Contestant Sydney Perry bakes during Round 1, as seen on “Spring Baking Championship: Easter.”Photo courtesy of Food Network

“I always like to compete. Part of it is because I’m competitive but I tried to see it as a platform and opportunity to learn something quickly and constantly pushing myself,” Ting said.

However, Lombardi had a leg up on the competition: she has previously competed in the show “Halloween Baking Championship,” which follows a similar competition style as “Spring Baking Championship: Easter” but with a different theme.

“Coming from a huge Italian family, Easter is one of the most important holidays, so I got very excited. I knew what to expect because I was on ‘Halloween Baking Championship,’ so I knew I had an advantage,” said Lombardi. “It was a totally different vibe. For Halloween, it’s blood and gore, but Easter is just happiness and colors, pastels and fluffy bunnies. It was an amazing experience.”

Lombardi, Perry and Ting all agree that the competition has its challenges to overcome. For Perry and Lombardi, being in front of the camera changes everything, especially when competing alongside some incredible bakers while going up against the clock.

Contestant Brittany Lombardi bakes during Round 1, as seen on “Spring Baking Championship: Easter.”Photo courtesy of Food Network

“There is a built-in anxiety around it. I was really trying to show the best work, but at the same time, there are time limits and a new environment,” said Perry. “There’s a lot of stress and anxiety. I walked in there and held my head high and did what I’m good at.”

“One of the most challenging things was seeing the competition. Everyone has their own amazing talents,” said Lombardi. “They come from all over the nation, it can be intimidating. You have cameras on everything and you hope your products stand out.”

For Ting, who grew up in Singapore before coming to culinary school in New York, the Easter theme presented its own set of challenges in addition to not having much experience creating show-stopping culinary pieces.

“It’s definitely more challenging to me because Easter is not a big thing in Asia. It was definitely more challenging to know what people eat and do during Easter,” said Ting. “But I would say the most challenging aspect is creating structure for the showpieces. I worked in restaurants my entire life, we don’t do a lot of showpieces, it’s mostly just dessert.”

Portrait of contestant Brandon Ting, as seen on “Spring Baking Championship: Easter.”Photo courtesy of Food Network

All three competitors were able to learn about themselves and their fellow contestants throughout the new season of “Spring Baking Championship: Easter” and are excited for viewers to see what they have learned along the way.

“When I started making cakes, I wasn’t doing custom designs, I was doing stuff that tastes good.
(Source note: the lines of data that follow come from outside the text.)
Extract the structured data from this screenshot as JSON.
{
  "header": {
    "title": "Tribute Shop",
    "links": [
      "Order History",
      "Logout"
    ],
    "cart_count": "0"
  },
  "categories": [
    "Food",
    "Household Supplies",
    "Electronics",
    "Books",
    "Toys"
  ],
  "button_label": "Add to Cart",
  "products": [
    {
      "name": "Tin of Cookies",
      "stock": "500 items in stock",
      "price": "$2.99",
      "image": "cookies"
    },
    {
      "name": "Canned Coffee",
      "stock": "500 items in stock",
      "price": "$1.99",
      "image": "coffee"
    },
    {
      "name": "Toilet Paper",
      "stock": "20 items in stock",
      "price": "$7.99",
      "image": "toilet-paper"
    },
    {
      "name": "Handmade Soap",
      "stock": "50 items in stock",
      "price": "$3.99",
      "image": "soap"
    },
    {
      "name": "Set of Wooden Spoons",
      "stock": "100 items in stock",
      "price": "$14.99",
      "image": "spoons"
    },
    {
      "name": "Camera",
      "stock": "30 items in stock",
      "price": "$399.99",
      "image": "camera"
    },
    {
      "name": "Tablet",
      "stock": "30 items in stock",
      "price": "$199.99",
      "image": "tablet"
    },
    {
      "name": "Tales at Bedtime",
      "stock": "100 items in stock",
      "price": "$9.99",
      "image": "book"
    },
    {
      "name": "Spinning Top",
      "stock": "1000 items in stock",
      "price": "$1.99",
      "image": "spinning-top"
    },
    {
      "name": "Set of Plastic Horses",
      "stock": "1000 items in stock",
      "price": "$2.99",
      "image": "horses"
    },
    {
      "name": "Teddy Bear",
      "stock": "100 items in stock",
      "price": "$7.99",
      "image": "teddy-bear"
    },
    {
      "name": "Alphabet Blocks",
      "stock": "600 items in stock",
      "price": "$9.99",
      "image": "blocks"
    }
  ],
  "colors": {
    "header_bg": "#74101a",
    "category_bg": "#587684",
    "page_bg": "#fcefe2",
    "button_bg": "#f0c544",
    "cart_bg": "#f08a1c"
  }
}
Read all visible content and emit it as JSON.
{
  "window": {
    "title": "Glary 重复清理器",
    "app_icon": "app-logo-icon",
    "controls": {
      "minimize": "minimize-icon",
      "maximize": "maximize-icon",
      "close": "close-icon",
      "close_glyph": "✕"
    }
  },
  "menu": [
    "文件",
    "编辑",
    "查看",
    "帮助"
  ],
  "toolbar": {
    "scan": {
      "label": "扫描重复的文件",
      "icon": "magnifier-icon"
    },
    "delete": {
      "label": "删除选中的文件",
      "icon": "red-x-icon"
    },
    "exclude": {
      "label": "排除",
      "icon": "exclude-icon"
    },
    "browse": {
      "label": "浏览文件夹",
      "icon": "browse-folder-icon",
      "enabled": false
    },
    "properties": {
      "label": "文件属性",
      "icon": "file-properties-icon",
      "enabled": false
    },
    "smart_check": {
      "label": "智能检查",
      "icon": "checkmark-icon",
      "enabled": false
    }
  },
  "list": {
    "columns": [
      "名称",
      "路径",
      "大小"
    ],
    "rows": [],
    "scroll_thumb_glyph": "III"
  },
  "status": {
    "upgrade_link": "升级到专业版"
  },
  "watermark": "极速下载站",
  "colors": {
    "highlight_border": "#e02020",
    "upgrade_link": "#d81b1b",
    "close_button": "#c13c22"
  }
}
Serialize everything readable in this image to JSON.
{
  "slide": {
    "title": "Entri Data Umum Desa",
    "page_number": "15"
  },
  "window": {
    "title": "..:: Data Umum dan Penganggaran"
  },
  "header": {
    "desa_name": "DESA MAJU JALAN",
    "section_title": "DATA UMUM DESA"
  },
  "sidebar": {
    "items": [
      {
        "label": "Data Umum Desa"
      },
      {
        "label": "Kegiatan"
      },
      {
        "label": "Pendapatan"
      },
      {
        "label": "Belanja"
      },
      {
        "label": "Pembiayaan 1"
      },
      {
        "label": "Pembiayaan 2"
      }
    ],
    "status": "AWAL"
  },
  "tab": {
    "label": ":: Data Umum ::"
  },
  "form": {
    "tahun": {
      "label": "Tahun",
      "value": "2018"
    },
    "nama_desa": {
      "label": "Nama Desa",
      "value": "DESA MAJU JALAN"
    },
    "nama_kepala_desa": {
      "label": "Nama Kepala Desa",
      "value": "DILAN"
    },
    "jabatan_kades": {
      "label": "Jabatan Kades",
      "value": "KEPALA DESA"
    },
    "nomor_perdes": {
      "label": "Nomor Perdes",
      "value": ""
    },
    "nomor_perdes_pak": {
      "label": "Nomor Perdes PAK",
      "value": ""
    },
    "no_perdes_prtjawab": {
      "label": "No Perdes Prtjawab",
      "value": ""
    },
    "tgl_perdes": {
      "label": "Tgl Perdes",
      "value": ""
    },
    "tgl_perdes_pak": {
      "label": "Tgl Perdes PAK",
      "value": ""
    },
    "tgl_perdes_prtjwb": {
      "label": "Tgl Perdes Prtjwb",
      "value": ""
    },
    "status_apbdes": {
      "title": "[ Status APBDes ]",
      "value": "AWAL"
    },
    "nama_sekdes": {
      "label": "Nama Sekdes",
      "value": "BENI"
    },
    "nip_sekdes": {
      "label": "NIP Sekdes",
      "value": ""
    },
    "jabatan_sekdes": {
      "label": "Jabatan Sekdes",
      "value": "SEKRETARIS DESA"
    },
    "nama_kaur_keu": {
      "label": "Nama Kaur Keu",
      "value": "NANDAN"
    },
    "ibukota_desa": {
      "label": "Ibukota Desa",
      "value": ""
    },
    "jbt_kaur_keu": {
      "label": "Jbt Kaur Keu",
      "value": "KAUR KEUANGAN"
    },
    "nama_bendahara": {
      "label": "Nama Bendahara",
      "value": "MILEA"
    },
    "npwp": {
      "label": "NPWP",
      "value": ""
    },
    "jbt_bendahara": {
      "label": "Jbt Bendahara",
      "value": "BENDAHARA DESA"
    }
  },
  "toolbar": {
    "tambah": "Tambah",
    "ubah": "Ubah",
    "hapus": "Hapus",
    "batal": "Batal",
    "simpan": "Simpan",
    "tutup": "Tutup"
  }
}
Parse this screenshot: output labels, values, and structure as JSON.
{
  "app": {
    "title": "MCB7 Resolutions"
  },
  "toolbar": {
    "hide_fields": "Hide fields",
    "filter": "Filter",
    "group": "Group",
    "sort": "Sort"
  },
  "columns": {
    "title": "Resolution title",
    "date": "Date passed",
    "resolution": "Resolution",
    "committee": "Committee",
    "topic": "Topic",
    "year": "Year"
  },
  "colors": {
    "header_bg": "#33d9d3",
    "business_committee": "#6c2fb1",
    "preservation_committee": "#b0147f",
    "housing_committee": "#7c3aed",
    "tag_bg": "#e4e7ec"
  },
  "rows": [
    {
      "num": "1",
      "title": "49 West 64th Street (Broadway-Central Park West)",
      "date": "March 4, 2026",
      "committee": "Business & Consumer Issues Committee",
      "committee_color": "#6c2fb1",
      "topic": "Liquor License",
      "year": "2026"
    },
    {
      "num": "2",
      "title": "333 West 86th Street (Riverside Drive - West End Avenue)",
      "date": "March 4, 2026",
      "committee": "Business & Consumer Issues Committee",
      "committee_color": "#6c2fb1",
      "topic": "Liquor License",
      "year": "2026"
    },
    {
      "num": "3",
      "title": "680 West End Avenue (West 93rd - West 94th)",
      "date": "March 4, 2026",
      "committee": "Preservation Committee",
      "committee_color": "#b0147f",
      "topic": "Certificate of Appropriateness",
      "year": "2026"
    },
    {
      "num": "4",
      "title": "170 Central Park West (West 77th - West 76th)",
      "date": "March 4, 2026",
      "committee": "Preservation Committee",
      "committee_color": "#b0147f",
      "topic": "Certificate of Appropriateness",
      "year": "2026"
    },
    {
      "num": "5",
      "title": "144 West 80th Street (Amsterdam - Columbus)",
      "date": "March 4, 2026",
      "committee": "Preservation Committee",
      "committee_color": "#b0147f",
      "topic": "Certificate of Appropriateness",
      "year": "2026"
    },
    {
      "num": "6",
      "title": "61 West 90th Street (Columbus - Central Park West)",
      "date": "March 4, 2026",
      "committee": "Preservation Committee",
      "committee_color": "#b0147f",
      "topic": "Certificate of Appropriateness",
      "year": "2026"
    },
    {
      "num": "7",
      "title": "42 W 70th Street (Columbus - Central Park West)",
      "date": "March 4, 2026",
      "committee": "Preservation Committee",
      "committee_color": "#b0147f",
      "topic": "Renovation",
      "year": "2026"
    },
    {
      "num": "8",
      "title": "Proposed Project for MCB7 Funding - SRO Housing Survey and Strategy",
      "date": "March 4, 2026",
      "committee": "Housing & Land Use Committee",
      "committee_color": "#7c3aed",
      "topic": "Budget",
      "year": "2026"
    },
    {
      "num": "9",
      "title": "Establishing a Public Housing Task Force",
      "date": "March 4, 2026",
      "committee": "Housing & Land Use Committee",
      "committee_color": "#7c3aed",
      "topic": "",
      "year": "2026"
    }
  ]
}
When all of the custom cake shows started on Food Network, it started me down this path. It was full circle for me to be on one of the shows,” said Perry. “The audience should get excited about the bakers that are on it. Everyone in the competition is super talented and really good at what they do. We all have a different niche and a different style.”

“We were constantly sharing knowledge and ideas. The competitors had solid ideas of what they wanted to do, I think that this is what makes me push myself and join the competition,” said Ting. “With this new season, they should be more excited about the different aspects when it comes to dessert. This season I would say it’s more diverse when it comes to people with different backgrounds.”

“I think people can get excited because we’re going to display the whimsical world of Easter treats,” said Lombardi. “Anything I’ve seen out that displays extravagant Easter desserts shows innovative skills and techiniques. It’s like modern-day Instagram reels brought to life.”

“Spring Baking Championship” premieres on Food Network on Feb. 28 at 8 p.m. ET/PT, followed later by “Spring Baking Championship: Easter” at 10 p.m. ET/PT.